DENIS KESSLER : Monsieur Morin, ce n'est pas nous qu'il faut écouter. Il faut écouter la réalité du terrain. Lorsque nous disons qu'il y a à l'heure actuelle des pénuries de main d'uvre, que la croissance française est freinée par cette loi, ce n'est pas nous qu'il faut écouter. Il faut regarder le terrain et puis prendre des décisions. Nous en avons proposé et nous attendons des pouvoirs publics qu'ils prennent ces décisions sur les 35 heures.
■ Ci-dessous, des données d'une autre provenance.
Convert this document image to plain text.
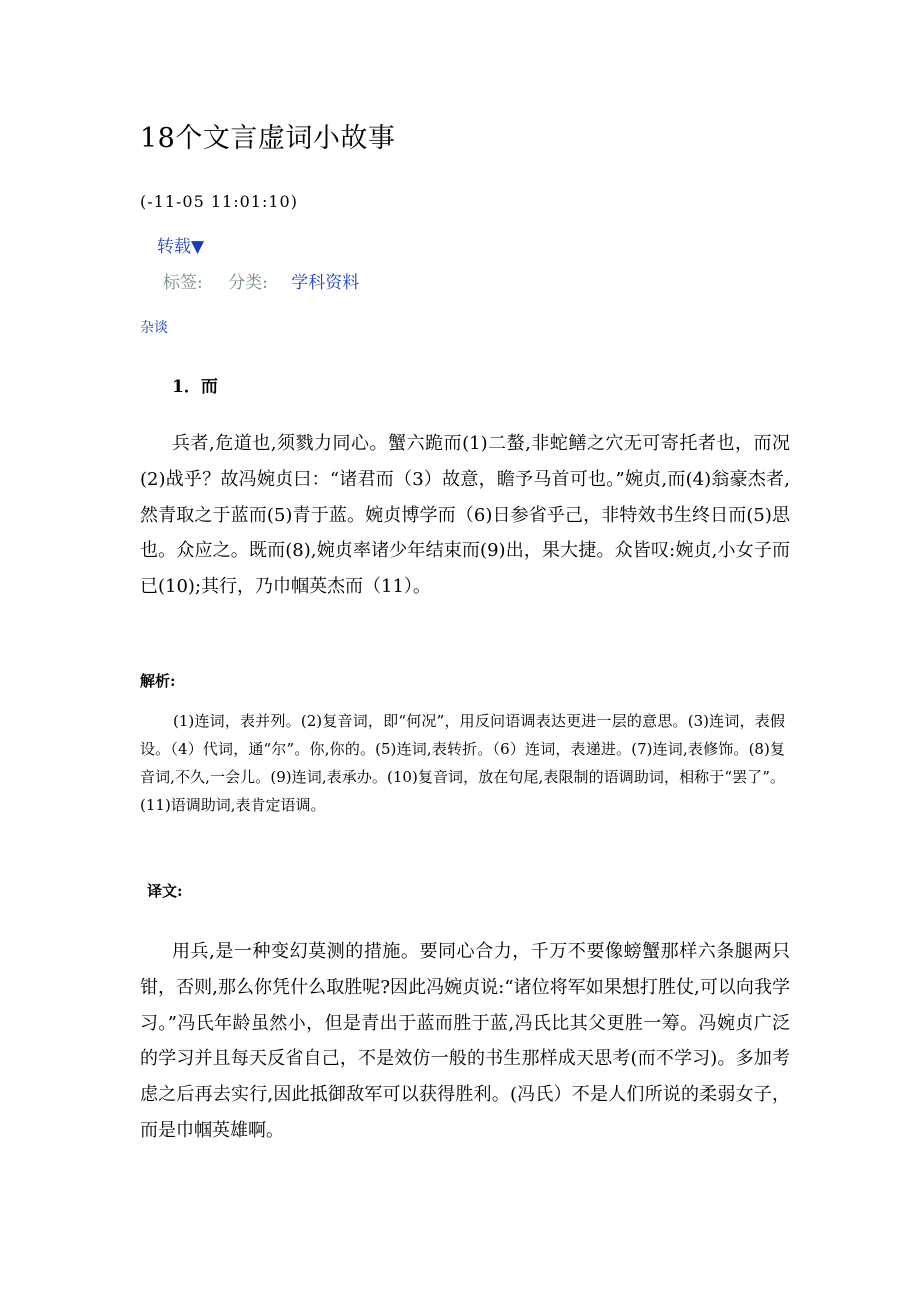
18个文言虚词小故事
(-11-05 11:01:10)
转载▼
标签: 分类: 学科资料
杂谈
1．而

兵者,危道也,须戮力同心。蟹六跪而(1)二螯,非蛇鳝之穴无可寄托者也，而况(2)战乎？故冯婉贞曰：“诸君而（3）故意，瞻予马首可也。”婉贞,而(4)翁豪杰者,然青取之于蓝而(5)青于蓝。婉贞博学而（6)日参省乎己，非特效书生终日而(5)思也。众应之。既而(8),婉贞率诸少年结束而(9)出，果大捷。众皆叹:婉贞,小女子而已(10);其行，乃巾帼英杰而（11）。

解析:

(1)连词，表并列。(2)复音词，即“何况”，用反问语调表达更进一层的意思。(3)连词，表假设。（4）代词，通“尔”。你,你的。(5)连词,表转折。（6）连词，表递进。(7)连词,表修饰。(8)复音词,不久,一会儿。(9)连词,表承办。(10)复音词，放在句尾,表限制的语调助词，相称于“罢了”。(11)语调助词,表肯定语调。

译文:

用兵,是一种变幻莫测的措施。要同心合力，千万不要像螃蟹那样六条腿两只钳，否则,那么你凭什么取胜呢?因此冯婉贞说:“诸位将军如果想打胜仗,可以向我学习。”冯氏年龄虽然小，但是青出于蓝而胜于蓝,冯氏比其父更胜一筹。冯婉贞广泛的学习并且每天反省自己，不是效仿一般的书生那样成天思考(而不学习)。多加考虑之后再去实行,因此抵御敌军可以获得胜利。(冯氏）不是人们所说的柔弱女子，而是巾帼英雄啊。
GERARD MORIN : Une toute petite dernière chose. Le Conseil constitutionnel a dit : le gouvernement a tord de baisser la CSG pour les Smicards. Il casse une disposition de loi de financement de la Sécurité sociale. Est-ce que le Conseil constitutionnel a bien fait selon vous ?
DENIS KESSLER : Il a parfaitement raison. Il y avait rupture de l'égalité des citoyens devant l'impôt. Nous nous réjouissons de la décision du Conseil constitutionnel. C'est une mesure qui n'était pas appropriée. Il faut respecter ces principes. Chacun doit payer l'impôt. La CGS était un bon impôt, une cotisation simple, une cotisation proportionnelle. On avait commencé à tripatouiller tout ça. Le Conseil constitutionnel dit non. Bravo.
GERARD MORIN : Denis Kessler, merci pour ces précisions.